Delfín tenía razón: ella seguía siendo muy joven y no debía perder la esperanza en nada.
Debía mirar al futuro con optimismo, darse una oportunidad a sí misma.
Además, ahora ya no era Johana, no tenía ataduras ni cargas. Podía relajarse, dejar de vivir tan tensa y presionada.
Cuando Johana propuso salir a caminar, la sonrisa de Fermín se hizo aún más notoria.
En cualquier otro ambiente, él siempre era un zorro viejo, jamás mostraba la menor emoción por nada, pero al ver a Johana, simplemente no podía evitarlo.
Dos años atrás, cuando la conoció, le pasó lo mismo.
Recordaba perfectamente la primera vez que la vio en la casa de campo: ella estaba sentada en el asiento del copiloto de Hugo.
Aunque no cruzaron palabra, aunque solo fue una mirada fugaz.
Esa única mirada se le quedó grabada.
Después, tras varios encuentros, fue notando su seriedad, su ética profesional, sus conocimientos y la manera en que marcaba sus límites.
Todo en ella le gustaba, todo lo admiraba.
Abrió la puerta del copiloto para que Johana subiera al carro. Al rodear el cofre para ir al volante, hasta trotó un poco, rebosando de buen ánimo.
Para alguien de su talla, esa sensación era muy poco común.
Enseguida, arrancaron el carro y Fermín comentó:
—Maestra Frida, salir conmigo no debería ponerte nerviosa, ¿verdad?
Era obvio que se refería a los chismes del día.
Johana lo miró y sonrió:
—No me preocupa, no le doy importancia a lo que digan los demás.
Después de tres años casada con Ariel, ya había aprendido a ser inmune a los rumores.
Al escucharla tan tranquila, la sonrisa de Fermín se volvió aún más amplia.
Esa tarde, además, él no lucía tan formal como de costumbre.

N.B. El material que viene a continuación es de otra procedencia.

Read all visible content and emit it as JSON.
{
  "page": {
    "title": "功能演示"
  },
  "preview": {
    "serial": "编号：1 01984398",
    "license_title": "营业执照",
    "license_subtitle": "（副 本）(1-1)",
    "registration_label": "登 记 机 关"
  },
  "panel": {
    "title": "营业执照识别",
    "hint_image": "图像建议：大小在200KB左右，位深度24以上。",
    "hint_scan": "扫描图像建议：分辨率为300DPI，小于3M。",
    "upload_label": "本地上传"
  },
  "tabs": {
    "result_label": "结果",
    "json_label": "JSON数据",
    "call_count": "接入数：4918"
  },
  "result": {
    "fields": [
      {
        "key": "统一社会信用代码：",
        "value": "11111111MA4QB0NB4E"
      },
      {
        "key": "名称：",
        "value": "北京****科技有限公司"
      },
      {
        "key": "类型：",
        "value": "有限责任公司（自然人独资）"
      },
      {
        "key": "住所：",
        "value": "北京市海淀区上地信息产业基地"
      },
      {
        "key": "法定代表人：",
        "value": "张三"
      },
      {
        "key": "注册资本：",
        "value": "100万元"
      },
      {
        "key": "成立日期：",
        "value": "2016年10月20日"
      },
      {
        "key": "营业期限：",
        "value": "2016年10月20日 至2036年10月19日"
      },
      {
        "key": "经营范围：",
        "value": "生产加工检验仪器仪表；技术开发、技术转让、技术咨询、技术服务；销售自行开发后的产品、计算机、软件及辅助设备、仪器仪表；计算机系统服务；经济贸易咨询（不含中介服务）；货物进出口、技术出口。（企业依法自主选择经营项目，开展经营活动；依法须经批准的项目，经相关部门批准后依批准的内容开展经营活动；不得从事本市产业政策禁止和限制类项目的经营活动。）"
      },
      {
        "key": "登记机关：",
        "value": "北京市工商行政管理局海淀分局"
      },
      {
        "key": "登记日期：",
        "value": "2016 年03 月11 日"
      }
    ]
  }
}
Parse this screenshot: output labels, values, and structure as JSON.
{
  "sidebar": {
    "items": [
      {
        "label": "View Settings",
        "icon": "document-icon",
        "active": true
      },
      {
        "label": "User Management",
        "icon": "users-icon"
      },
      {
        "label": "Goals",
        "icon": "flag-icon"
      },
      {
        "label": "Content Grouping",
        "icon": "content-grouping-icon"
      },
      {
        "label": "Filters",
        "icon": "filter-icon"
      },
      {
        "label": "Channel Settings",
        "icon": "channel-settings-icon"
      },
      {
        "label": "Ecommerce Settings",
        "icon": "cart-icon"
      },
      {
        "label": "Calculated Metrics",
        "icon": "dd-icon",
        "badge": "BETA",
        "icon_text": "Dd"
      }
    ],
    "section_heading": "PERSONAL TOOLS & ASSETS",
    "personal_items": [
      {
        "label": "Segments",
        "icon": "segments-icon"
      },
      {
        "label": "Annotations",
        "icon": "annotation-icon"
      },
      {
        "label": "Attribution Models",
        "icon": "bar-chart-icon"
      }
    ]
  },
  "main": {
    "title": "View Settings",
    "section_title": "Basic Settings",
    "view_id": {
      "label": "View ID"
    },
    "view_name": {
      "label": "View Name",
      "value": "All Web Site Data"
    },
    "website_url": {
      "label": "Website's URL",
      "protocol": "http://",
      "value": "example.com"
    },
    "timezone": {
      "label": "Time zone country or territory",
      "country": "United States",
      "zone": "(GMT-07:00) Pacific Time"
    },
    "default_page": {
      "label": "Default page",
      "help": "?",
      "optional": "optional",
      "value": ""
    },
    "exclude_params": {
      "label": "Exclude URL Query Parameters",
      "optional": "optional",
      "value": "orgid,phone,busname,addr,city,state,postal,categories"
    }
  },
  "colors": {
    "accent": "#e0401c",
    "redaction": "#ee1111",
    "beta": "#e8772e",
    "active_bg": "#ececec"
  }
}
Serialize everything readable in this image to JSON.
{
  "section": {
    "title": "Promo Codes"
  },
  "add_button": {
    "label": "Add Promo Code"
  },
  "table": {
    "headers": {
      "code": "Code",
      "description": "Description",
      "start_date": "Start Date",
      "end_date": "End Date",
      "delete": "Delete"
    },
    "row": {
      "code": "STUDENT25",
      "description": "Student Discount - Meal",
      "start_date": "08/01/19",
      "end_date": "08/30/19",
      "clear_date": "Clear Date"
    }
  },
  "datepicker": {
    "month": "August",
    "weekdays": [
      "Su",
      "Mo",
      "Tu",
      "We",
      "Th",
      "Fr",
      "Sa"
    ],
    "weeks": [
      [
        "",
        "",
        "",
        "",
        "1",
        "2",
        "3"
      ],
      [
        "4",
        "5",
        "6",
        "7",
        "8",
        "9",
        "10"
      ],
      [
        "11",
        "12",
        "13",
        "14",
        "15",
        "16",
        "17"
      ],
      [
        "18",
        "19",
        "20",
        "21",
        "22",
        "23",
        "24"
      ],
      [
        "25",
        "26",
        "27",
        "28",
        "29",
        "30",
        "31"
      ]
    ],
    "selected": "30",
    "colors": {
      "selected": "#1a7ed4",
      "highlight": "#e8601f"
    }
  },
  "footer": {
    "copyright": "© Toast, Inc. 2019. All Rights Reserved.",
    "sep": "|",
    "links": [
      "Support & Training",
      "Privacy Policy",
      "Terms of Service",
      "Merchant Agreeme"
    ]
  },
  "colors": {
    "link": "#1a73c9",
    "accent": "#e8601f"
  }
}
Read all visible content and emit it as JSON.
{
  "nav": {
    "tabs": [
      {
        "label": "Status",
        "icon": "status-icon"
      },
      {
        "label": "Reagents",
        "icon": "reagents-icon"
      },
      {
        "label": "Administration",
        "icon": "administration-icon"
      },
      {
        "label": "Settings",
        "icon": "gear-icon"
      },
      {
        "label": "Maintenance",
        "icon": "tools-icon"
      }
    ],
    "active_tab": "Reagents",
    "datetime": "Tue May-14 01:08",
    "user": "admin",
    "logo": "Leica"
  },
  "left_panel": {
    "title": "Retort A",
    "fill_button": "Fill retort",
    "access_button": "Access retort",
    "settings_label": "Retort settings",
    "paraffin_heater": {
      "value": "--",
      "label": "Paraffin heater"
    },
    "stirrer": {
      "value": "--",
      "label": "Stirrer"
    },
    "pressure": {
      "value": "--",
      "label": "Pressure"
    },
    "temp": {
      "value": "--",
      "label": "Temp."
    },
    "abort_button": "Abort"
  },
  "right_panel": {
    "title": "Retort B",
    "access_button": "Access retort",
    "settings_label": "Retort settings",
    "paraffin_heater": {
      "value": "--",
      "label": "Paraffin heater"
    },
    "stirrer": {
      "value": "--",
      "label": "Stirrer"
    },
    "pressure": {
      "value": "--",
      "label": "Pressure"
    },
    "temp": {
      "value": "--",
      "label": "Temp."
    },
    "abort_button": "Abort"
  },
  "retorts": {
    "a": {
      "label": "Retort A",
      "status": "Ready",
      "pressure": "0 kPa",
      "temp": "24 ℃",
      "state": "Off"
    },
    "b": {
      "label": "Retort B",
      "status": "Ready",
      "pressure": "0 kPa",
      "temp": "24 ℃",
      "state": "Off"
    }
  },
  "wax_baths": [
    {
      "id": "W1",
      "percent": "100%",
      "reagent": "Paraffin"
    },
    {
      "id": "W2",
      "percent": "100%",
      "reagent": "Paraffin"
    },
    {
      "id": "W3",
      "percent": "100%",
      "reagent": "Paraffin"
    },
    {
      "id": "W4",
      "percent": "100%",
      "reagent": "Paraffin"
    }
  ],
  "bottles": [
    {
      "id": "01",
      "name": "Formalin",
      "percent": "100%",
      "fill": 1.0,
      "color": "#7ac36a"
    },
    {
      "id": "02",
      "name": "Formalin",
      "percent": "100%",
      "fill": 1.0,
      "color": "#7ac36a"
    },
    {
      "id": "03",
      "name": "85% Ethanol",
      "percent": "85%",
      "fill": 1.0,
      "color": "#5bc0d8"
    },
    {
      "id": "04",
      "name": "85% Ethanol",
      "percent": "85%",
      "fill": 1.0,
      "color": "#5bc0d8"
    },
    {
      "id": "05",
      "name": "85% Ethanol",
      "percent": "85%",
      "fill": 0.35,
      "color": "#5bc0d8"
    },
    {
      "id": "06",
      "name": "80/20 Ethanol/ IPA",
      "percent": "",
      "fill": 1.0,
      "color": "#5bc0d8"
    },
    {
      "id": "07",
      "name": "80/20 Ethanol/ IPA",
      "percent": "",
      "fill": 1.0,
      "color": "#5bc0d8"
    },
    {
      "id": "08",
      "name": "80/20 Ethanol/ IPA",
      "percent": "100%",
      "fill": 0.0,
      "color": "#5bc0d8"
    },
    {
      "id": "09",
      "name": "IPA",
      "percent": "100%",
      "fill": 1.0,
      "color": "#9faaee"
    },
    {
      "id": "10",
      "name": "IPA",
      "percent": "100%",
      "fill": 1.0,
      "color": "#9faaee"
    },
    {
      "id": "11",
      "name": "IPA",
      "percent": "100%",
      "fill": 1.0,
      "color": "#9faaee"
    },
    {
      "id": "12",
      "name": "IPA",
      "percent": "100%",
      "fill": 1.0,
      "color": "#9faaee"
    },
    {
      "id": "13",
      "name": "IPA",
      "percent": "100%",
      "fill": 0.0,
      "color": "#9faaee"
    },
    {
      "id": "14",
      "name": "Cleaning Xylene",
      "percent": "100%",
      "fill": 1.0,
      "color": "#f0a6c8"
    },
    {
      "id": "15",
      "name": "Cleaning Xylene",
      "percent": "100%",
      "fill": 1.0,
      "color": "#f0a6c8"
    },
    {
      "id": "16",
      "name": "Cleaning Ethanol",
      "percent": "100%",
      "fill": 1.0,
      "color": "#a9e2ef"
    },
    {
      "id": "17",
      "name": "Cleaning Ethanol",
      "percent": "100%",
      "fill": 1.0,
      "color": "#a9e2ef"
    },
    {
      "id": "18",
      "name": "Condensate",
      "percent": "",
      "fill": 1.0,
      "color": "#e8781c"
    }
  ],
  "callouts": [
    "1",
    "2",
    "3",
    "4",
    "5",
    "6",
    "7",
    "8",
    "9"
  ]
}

Vestía más relajado, con un estilo casual que combinaba bien con Johana.
El trayecto siguió tranquilo mientras platicaban de cosas sencillas, casi todas relacionadas con el trabajo de Johana.
Sin darse cuenta, terminaron recordando cosas de hacía dos años y la alegría de Fermín se notó todavía más.
Eso le confirmaba que Johana ya no tenía barreras con él.
Confiaba plenamente en él.
Pasados unos veinte minutos, estacionaron el carro junto al río y caminaron juntos, hombro con hombro, a la orilla del agua.
Escuchar ese reporte solo empeoró el ánimo de Ariel.
De espaldas al grupo, sacó una cajetilla y un encendedor del bolsillo, y se encendió un cigarro.
El humo se elevó despacio mientras se alejaba el celular del oído y finalmente colgaba la llamada, con expresión distante.
Por mucho que quisiera repetirse que Frida era solo Frida, que ya no era Johana para él, en el fondo no podía evitar sentir celos.
Por más que lo intentaba, no lograba dejarlo ir.
Por primera vez, Ariel experimentaba aunque fuera solo un poco lo que Johana debió sentir durante esos años de matrimonio, sola en casa, mientras él se volvía tema de conversación en redes sociales cada dos por tres.
Era una sensación sofocante.
Y aun así, lo de Johana y Fermín ahora ni se comparaba con lo que él hizo durante su matrimonio. Aquello sí que era grave; esto, nada.
Sin decir palabra, Ariel terminó el cigarro y regresó al bar. Tomó su chaqueta y el celular, listo para marcharse.
Raúl lo notó y bromeó:
—Nos invitas y ahora te largas sin más.
Ariel no contestó, simplemente se fue.
No fue a ningún otro lado, solo se dirigió al hotel donde se hospedaba Johana.